Monday, June 26, 2006

Moral Imperative or Madonna?

I had a law professor once (I didn’t like him at all[1], but that’s not relevant, really) who was fond of asking, “If you could feed the entire world by pushing a button, at no cost, would you?”

His point was in response to the arguments for copyright law, and used as an analogy. His next point was that, because digital music copying had gotten to the zero-marginal-cost point, and therefore, artists (or whoever held the copyright) shouldn’t be able to recover money for that.

I argued then (and still do) that the analogy failed. Essentially, if you could feed the world’s hungry at zero cost, you’d have a moral imperative to do so. No such moral imperative exists to bring Madonna or The Backstreet Boys to everyone.
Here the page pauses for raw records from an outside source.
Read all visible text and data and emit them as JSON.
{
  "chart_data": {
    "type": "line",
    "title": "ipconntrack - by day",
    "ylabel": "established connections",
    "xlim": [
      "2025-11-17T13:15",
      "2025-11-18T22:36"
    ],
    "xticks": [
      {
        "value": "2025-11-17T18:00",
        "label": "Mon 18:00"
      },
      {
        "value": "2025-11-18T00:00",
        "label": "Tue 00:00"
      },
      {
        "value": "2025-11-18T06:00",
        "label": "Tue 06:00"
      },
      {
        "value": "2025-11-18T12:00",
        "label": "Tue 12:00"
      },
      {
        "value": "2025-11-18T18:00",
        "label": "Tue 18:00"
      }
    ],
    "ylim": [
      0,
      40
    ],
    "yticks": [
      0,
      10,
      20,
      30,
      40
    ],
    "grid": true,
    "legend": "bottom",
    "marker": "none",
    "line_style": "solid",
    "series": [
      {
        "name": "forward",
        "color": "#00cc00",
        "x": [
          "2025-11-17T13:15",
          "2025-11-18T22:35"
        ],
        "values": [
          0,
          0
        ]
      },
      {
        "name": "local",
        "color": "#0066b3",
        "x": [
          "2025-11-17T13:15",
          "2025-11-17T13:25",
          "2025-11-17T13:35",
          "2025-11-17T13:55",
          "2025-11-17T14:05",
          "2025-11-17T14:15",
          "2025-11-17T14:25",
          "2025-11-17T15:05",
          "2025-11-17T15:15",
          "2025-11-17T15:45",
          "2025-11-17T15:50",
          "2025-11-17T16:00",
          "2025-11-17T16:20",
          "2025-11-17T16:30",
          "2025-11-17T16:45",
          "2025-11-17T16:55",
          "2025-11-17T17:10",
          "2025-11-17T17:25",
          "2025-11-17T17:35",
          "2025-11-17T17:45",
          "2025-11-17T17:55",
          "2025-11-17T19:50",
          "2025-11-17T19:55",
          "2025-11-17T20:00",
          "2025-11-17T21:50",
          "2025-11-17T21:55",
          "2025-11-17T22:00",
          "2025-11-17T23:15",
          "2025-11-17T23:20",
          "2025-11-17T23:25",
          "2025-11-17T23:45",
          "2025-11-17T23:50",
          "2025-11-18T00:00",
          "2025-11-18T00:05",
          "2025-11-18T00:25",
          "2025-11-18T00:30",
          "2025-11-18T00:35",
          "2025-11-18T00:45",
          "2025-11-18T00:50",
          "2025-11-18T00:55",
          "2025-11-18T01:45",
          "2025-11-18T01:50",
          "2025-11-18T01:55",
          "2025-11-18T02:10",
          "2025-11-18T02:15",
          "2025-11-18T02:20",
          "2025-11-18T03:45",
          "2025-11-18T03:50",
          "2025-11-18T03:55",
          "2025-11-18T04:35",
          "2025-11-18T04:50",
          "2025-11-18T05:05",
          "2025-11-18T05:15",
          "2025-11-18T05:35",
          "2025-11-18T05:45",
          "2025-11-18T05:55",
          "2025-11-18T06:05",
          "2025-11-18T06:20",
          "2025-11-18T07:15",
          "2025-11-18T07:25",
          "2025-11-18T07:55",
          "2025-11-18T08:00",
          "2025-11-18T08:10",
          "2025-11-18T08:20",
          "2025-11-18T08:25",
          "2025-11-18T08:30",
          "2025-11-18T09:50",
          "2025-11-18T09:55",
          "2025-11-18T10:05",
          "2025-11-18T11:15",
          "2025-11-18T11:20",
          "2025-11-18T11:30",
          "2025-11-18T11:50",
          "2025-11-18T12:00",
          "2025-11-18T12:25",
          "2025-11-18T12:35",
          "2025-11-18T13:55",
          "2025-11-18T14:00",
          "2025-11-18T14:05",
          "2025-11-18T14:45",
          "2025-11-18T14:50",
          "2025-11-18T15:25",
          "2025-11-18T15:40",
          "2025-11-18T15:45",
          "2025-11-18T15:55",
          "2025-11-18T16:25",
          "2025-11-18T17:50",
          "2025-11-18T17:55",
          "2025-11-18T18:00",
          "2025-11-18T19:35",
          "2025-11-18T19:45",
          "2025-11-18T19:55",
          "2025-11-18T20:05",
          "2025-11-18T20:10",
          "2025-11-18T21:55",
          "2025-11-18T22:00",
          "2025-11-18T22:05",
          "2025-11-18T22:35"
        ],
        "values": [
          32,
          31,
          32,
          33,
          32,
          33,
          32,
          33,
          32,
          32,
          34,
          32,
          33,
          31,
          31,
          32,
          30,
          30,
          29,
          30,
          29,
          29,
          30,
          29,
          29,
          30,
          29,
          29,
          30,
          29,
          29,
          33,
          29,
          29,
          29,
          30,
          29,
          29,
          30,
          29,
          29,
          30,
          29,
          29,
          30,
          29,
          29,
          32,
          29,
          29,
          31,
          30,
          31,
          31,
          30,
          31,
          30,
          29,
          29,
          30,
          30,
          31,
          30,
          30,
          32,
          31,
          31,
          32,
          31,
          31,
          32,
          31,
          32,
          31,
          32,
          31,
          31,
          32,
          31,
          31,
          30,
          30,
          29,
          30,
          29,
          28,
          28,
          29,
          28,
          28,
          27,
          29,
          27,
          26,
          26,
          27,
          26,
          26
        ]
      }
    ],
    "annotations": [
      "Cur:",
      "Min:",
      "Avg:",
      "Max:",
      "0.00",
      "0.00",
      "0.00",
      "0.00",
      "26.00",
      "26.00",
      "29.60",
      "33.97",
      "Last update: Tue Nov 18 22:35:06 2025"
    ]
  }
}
What got me to wondering about this moral imperative was a throwaway in an article about Johnson and Johnson buying Pfizer consumer health division. The line said that Pfizer wanted to focus on the prescription drug division. Why?

“The company said it wanted to divest the unit so that it could focus on prescription drugs, its most profitable business line.”

Prescription drugs are the most profitable unit? I thought part of the argument for the high prices of prescription drugs was that while their marginal cost was so low, the cost of research and development was high, and needed to be amortized over the life of the production run.

But that’s not the whole story, is it? Clearly, Pfizer is making lots of money on their prescription drugs. Presumably, that profit incorporates the large cost of research and development. Presumably, even for the failed drugs, the ones that don’t generate revenue. Obviously, those need to be factored in, as the incentive for continuously researching and promoting is the possibility of making money on them, even if they might fail.

But should Pfizer’s most profitable division be the very that likely has the strongest moral imperative attached? Shouldn’t Pfizer, factoring in all the costs of research and development, and taking into account even future research projects, have the moral imperative to then pump any other profits generated by those drugs into reducing their costs? To make life-saving drugs available to anyone who needs them.

Make as much profit as the market will allow on the little blue ones. But then, if someone who can’t afford to control their own hypertension or cholesterol, lower the cost so that they can still prolong their lives with Norvasc or Lipitor, at a cost they can afford.

[1] One reason: He limited our papers to 1,000 words, based on the reasoning that “anything important that needs to be said can be said in 1,000 words,” while assigning as a reading his own article that was 3,500 words long (not including footnotes), among other things he’d written, which were longer.